You’re picking someone up at the airport. You’ve checked the status of the flight online, you’ve arrived at the terminal right on time, but your person is not standing there on the curb at the ready. Curbside parking, of course, is not allowed, and arms waive you off emphatically at the mere flicking of your turn signal. So you drive on and circle the airport with as much restlessness as a cheetah in too small a cage, waiting for the phone call that will deliver you from this special hell. You’re in a holding pattern.
I finished my job interviews in early January. To clarify, I didn’t apply for real grown up jobs but to train for a future grown up job. I applied for pediatric residency training, which consists of three years of closely supervised hospital-based training that is a prerequisite to becoming a licensed pediatrician and practice general pediatrics. Additional years of training are needed to become a specialist, such as a pediatric cardiologist. When I explained this to my family, they said “Oh, so you have at least three more years of school then. That’s a long time to be in school.” It is not school, ok, not school. It can’t be school, because I have been in school for 27/31 years and I am done being student. Yep, that’s 5 years of college and 8 years of graduate school combined PhD and MD (graduating in 111 days, but who’s counting).
Applying for and obtaining a residency position requires more flexibility than doing the sun salutation B sequence in ashtanga yoga. Online applications, program selection, frantic email checks for interview offers, rushed email replies to secure interview days, travel arrangements, and finding the suit, the one that is just a shade of grey sharper than the dozen others on the rack. Then, the airports, the cabs, friends’ couches, three separate alarm clocks, retelling your life story over and over, free lunches, intimidating interviews, and uplifting conversations. And then … nothing. At the end of interview season, which is mid to late january for most medical students, everything comes to a screeching halt. Match Day, the famous/infamous day when all medical students find their “match”, the hospital/program where they will train for a few years, isn’t until March 15. Rank lists, fervent prayers where each applicant ranks the programs they interviewed with from top favorite to least favorite, aren’t due until February 20. And so there is a lull. A long, anxiety-inducing lull.
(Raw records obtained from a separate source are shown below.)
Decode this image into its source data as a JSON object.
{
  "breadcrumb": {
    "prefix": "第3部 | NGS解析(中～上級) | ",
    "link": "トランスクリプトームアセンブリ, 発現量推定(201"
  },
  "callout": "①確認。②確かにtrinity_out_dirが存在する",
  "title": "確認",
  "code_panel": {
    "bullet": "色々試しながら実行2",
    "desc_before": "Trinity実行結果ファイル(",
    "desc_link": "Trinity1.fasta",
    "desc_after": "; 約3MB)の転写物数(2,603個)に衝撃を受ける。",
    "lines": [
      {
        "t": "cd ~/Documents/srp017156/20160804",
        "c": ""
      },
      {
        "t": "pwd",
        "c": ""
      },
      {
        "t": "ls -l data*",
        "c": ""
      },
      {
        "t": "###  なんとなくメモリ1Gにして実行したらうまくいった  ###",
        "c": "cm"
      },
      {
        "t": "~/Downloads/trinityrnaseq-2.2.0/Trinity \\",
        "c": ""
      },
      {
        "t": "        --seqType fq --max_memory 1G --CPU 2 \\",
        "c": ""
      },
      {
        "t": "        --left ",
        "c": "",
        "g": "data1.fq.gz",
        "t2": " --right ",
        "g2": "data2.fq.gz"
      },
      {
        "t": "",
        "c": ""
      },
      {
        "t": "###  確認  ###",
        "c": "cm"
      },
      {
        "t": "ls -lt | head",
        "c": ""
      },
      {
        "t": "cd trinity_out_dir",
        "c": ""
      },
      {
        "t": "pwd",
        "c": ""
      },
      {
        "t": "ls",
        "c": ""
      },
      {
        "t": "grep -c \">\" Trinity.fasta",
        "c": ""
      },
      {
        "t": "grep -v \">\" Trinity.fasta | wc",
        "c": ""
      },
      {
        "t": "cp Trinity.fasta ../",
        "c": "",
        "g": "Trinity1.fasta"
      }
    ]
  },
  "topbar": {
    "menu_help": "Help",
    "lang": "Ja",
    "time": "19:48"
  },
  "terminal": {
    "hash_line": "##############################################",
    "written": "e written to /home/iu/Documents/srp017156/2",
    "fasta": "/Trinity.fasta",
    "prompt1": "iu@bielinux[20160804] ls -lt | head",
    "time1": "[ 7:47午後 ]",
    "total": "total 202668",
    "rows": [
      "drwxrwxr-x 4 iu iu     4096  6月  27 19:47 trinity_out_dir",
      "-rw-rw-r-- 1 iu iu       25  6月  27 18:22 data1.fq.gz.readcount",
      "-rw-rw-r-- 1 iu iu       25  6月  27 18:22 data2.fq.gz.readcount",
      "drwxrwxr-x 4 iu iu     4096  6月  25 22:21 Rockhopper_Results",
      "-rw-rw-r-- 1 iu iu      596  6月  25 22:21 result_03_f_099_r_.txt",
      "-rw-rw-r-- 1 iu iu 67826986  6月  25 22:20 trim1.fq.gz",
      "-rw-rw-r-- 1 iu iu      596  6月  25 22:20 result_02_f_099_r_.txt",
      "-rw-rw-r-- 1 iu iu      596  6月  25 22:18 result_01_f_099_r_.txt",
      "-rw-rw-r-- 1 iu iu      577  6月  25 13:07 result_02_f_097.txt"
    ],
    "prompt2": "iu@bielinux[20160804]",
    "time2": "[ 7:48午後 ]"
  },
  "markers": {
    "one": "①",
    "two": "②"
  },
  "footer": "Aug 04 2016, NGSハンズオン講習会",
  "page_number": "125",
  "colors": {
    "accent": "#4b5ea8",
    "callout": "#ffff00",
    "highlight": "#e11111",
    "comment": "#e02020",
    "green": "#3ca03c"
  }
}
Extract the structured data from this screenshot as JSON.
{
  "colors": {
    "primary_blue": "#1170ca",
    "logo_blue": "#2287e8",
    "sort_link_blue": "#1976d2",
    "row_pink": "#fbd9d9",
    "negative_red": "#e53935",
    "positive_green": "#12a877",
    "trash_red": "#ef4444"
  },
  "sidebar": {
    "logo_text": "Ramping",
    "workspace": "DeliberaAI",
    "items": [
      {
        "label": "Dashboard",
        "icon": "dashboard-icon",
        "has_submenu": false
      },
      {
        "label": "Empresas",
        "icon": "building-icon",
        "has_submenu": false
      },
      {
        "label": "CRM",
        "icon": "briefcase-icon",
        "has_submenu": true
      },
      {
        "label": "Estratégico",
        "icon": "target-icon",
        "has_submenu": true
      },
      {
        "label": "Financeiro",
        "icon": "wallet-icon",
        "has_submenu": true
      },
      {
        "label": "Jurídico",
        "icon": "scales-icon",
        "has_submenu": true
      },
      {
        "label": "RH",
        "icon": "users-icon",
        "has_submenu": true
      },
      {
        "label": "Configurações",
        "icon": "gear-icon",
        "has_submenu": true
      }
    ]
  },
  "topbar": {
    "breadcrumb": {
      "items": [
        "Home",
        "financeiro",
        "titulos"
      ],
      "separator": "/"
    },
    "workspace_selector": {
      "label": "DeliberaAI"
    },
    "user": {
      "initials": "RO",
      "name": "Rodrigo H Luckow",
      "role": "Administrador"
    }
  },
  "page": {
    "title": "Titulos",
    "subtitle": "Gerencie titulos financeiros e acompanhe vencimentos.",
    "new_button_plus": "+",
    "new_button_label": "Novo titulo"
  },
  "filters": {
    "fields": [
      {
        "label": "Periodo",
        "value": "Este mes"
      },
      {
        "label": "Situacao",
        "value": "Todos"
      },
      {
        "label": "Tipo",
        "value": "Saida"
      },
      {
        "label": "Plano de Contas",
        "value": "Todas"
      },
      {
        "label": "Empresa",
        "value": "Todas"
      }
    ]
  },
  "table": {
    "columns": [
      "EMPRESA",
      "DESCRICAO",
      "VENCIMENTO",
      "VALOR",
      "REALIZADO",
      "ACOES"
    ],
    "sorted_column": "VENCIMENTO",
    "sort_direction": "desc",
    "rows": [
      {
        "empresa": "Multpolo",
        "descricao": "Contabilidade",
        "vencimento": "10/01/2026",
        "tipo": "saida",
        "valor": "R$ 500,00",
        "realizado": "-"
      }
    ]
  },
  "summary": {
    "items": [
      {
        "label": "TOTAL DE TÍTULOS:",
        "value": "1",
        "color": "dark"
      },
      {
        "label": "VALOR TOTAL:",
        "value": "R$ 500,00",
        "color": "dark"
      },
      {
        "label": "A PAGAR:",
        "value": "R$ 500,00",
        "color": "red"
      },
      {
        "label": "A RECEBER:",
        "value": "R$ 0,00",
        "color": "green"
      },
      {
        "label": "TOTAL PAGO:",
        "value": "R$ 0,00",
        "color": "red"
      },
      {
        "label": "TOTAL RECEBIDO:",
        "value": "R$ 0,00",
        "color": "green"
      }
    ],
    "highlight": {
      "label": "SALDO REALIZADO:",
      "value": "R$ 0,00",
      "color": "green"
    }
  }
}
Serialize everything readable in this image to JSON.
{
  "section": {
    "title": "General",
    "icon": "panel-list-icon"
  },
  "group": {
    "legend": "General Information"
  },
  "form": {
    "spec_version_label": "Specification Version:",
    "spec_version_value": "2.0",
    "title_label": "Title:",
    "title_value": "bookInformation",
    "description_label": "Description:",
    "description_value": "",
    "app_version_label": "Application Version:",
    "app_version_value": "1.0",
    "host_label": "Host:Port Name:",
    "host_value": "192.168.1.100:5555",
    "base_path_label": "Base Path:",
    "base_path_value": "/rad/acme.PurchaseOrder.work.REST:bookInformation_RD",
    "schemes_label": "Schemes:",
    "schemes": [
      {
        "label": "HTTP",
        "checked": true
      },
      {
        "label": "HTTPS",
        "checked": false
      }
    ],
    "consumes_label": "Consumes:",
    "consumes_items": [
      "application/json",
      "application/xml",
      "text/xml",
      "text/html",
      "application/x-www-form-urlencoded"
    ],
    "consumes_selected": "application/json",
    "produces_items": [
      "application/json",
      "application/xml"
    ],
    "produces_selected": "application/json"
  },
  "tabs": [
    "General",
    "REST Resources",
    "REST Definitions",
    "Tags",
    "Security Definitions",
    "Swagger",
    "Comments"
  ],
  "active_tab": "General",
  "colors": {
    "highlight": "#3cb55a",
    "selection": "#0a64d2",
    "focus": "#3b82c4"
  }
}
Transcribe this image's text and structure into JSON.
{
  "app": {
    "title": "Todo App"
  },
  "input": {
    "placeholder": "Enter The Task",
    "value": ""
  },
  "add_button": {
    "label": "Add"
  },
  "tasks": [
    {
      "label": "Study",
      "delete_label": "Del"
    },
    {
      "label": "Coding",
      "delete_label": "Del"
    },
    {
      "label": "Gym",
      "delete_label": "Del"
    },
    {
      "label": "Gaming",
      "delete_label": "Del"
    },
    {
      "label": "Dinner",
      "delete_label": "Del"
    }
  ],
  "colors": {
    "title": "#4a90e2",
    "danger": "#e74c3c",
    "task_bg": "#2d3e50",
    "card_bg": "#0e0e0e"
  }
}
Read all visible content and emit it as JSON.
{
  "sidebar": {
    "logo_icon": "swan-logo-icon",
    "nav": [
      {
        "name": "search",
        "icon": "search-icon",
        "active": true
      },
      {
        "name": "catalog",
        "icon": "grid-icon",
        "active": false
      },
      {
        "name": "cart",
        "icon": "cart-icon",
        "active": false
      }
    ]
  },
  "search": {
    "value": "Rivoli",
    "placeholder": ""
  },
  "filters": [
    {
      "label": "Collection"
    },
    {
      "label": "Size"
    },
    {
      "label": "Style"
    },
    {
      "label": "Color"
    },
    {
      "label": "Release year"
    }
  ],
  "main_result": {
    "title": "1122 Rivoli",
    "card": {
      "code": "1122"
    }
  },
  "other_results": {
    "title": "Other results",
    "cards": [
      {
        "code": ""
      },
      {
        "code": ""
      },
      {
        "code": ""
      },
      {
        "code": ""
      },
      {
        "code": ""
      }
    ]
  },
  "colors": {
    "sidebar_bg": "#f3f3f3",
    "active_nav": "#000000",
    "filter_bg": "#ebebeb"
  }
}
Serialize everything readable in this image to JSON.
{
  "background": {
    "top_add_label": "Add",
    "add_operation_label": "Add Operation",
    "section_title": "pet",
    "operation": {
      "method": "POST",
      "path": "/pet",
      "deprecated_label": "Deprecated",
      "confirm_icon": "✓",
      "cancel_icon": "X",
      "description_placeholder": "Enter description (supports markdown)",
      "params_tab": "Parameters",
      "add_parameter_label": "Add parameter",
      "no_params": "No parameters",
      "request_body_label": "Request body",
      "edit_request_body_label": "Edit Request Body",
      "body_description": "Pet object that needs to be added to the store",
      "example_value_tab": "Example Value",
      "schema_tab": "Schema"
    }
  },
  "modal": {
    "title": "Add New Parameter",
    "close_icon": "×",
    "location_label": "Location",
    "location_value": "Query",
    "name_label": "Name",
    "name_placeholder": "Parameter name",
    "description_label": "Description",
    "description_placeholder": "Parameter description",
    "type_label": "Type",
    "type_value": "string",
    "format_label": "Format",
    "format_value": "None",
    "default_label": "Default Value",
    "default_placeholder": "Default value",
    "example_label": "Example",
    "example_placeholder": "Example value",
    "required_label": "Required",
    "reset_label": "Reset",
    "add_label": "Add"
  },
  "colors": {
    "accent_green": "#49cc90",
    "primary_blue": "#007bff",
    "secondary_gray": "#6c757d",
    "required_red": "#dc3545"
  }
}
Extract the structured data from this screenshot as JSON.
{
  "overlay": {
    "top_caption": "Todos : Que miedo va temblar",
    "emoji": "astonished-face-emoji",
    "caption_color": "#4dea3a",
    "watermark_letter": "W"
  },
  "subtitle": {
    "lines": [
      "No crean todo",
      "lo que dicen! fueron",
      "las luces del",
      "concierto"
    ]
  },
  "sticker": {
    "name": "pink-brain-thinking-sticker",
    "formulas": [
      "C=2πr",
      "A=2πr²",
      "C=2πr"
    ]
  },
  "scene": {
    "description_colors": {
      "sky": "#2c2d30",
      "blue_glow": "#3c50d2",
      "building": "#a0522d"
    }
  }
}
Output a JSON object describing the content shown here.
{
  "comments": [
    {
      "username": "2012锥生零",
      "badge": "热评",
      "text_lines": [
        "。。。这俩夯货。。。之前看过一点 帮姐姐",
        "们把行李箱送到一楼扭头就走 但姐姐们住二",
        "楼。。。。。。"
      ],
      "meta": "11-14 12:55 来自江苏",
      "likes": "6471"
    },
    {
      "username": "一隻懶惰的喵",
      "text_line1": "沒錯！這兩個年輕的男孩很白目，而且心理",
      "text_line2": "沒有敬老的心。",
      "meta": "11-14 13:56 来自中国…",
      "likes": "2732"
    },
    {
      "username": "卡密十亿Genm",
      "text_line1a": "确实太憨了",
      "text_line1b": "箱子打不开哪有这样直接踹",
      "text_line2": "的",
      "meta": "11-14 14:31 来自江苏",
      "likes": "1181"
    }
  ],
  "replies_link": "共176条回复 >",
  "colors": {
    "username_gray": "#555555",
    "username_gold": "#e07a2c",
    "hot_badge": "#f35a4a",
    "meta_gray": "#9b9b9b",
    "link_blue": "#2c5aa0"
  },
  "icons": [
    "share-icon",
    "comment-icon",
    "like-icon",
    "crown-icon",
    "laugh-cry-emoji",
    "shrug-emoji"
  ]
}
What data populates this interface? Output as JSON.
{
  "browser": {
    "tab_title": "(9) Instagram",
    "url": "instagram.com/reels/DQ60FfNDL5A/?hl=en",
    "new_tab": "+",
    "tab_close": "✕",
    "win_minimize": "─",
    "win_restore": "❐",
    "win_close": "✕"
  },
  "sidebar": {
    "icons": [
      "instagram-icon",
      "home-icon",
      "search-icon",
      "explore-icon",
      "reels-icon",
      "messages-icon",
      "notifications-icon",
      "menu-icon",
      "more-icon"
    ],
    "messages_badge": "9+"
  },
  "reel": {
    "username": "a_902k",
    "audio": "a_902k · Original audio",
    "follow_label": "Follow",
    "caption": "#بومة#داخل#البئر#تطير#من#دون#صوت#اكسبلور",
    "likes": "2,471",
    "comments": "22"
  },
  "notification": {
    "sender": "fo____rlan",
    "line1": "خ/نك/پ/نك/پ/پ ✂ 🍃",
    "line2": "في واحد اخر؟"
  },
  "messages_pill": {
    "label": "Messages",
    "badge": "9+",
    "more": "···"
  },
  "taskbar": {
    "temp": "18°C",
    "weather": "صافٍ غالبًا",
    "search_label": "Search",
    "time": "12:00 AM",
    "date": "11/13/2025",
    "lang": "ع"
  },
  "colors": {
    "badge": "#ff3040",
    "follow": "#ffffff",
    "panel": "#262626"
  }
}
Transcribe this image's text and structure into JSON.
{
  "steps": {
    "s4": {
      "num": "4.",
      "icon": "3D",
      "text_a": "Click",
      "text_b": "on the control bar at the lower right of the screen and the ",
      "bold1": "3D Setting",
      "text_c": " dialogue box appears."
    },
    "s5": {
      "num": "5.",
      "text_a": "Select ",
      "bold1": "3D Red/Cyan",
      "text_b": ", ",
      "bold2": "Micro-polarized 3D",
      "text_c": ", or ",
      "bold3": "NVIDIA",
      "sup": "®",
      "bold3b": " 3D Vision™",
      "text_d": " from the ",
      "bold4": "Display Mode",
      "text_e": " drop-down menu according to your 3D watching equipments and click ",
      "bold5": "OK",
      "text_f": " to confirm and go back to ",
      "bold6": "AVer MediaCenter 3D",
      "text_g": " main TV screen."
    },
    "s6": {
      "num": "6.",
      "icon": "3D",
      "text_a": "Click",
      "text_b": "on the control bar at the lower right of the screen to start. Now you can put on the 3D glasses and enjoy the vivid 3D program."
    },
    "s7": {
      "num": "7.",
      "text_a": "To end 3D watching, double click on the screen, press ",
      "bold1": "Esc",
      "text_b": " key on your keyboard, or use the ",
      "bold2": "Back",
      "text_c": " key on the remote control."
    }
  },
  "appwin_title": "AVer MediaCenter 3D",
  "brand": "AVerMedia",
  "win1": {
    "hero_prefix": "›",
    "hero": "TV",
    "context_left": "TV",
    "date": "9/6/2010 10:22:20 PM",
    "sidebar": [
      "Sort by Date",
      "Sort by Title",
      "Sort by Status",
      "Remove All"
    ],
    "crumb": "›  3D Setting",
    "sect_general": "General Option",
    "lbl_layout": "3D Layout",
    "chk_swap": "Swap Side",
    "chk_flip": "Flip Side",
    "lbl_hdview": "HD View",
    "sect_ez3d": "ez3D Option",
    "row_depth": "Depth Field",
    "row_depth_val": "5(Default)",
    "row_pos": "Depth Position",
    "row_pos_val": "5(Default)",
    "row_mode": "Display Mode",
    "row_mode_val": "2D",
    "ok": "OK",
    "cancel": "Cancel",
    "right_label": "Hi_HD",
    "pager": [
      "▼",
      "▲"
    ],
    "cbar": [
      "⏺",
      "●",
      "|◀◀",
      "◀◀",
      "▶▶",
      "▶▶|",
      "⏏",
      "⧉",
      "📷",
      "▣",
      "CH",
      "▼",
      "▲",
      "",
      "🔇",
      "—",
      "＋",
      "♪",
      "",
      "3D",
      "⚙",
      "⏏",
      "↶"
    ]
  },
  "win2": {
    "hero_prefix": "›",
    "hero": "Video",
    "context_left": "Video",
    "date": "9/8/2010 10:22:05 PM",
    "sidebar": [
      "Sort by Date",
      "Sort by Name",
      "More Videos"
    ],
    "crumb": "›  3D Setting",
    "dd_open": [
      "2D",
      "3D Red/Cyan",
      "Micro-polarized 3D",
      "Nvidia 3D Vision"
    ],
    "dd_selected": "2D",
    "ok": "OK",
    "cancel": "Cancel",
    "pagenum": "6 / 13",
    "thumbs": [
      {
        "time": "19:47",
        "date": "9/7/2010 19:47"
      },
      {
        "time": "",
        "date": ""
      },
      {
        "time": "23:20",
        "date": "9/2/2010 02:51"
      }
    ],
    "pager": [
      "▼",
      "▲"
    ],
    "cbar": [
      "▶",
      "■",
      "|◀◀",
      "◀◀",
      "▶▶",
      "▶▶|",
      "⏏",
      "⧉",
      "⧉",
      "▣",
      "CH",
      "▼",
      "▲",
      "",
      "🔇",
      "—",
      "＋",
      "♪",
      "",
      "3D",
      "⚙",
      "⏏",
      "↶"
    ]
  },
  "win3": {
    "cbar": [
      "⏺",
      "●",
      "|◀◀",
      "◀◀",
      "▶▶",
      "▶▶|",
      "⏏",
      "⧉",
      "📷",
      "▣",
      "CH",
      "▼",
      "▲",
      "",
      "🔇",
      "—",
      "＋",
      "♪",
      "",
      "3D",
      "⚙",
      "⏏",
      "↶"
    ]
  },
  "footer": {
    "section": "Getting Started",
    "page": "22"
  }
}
This is week 3 of being on hold. I actually have plenty to occupy myself: study for the USMLE Step 2 (I can’t match if I don’t pass that – stressful much?), finish a research project (it was due last August), and put my rank list together (not even close). But instead I looked for fun things to do: produce a play, color my hair with an expired box of hair dye, have lunch dates, and sleep. Funny thing though, none of those fun and not-so-fun things are helping quiet the unnerving feeling that my life is on hold (where will I match? will I match at all – there are guarantees?). But this morning I met Kid President and got served a healthy pep talk about life.
“This is life, people. We’ve got a heart beat. That means it’s time to do something.”
I get it. For me, it’s time to be in a holding pattern. To suck it up and make peace with it. To make the most of it. For one, because in a few months I will be working my ass off, creating a new life in a new city and making new friends, so the extra sleep now is most welcome. But mostly because it is part of the process. And because it’s ok!!! It’s ok to feel unsettled and seriously dislike it. It doesn’t mean that all of life has to be paused.
So today I am writing and sitting in the sun on this unbelievably sunny and warm January day. How do you like that, Kid President? I’m doing something!
Holding patterns: we may not like them, but there may be a good reason why it’s not quite time to dock at the curb and move forward.